Tom Gummer

Personal information
- Nationality: British
- Born: Thomas Gummer 1894 Rotherham, England
- Died: 1982 (aged 87−88) Rotherham, England
- Weight: Heavyweight, middleweight

Boxing career

Boxing record
- Total fights: 24
- Wins: 16
- Win by KO: 13
- Losses: 7
- Draws: 1

= Tom Gummer =

Thomas Gummer (1894–1982) was a British middleweight and heavyweight boxer who won the British middleweight title in 1920 and went on to fight for the European title.

==Career==
Born in Rotherham in 1894, Tom Gummer served as a Private (and later Corporal and Sergeant) in the York and Lancaster Regiment of the British Army, and had his first professional fight in 1914. He won all of his fights (at least eleven) that year, and his first two of 1915, including a victory over former British heavyweight champion "Iron" Hague by knockout with three seconds of the final round remaining.

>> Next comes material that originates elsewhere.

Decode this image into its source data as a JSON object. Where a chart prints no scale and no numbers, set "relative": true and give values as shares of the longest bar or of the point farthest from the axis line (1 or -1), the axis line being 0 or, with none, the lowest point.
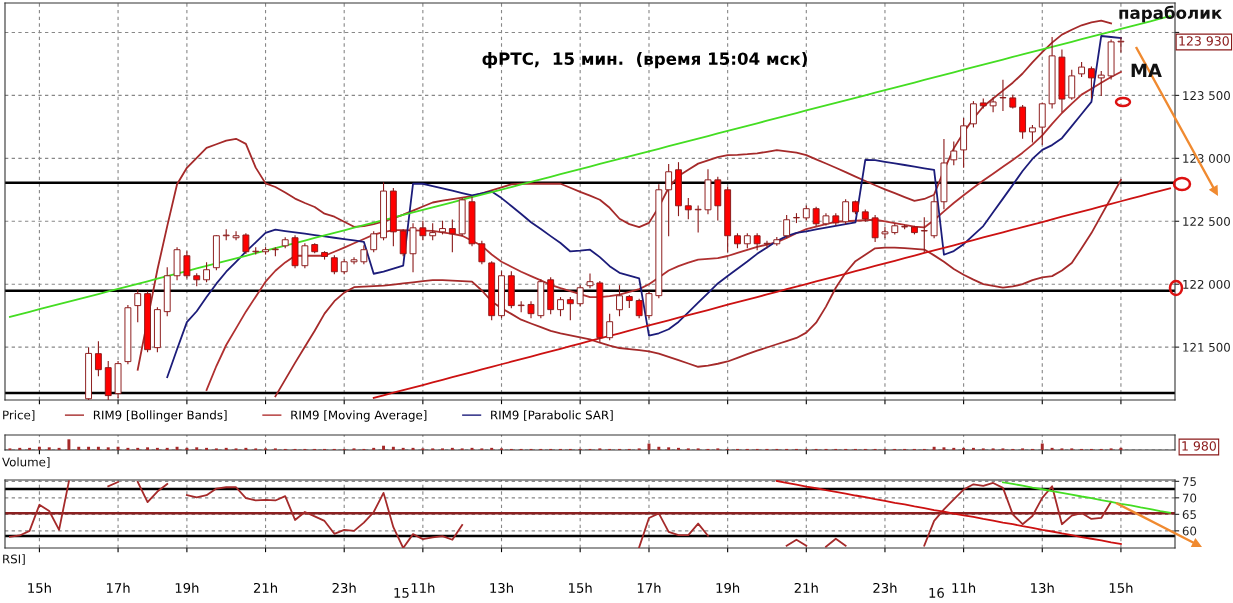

A planned fight in July 1914 against David Cohen ( Dick Simmonds) resulted in a court case after Cohen took payment for the fight but then disappeared after seeing Gummer and becoming "nervous and frightened". Gummer suffered his first defeat to Gus Platts in August 1915, at which time Gummer was a heavyweight and Platts a welterweight and over 2 stones lighter, and his second to Harry Curzon in November.

In 1919 he faced both Platts and Curzon again, and won both fights.

He got his first British title shot in March 1920 against Jim Sullivan after reigning champion Pat O'Keeffe retired from boxing; Gummer won after Sullivan retired in the 14th round. He followed this with a win over Bandsman Jack Blake and a draw with Herbert Crossley before fighting Ercole Balzac for the European middleweight title in Paris in December 1920; Gummer was knocked out in the ninth round.

He had a second shot at the European title in March 1921 against Gus Platts, a fight in which Gummer was also defending his British title; Gummer retired in the sixth round, losing his title.

Gummer's final fight was against Ted Kid Lewis in February 1922 at The Dome in Brighton; Intended as a fight for Lewis's British middleweight title, it was fought as a non-title catchweight bout after Gummer failed to make the weight; Lewis knocked Gummer out in the first round.

After retiring from boxing, Gummer played football for Rotherham Eastwood in the 1920s and worked as a boxing referee between the late 1920s and the 1940s.

Tom Gummer married Myra McMahon and they had four children together. He died in Rotherham in 1982.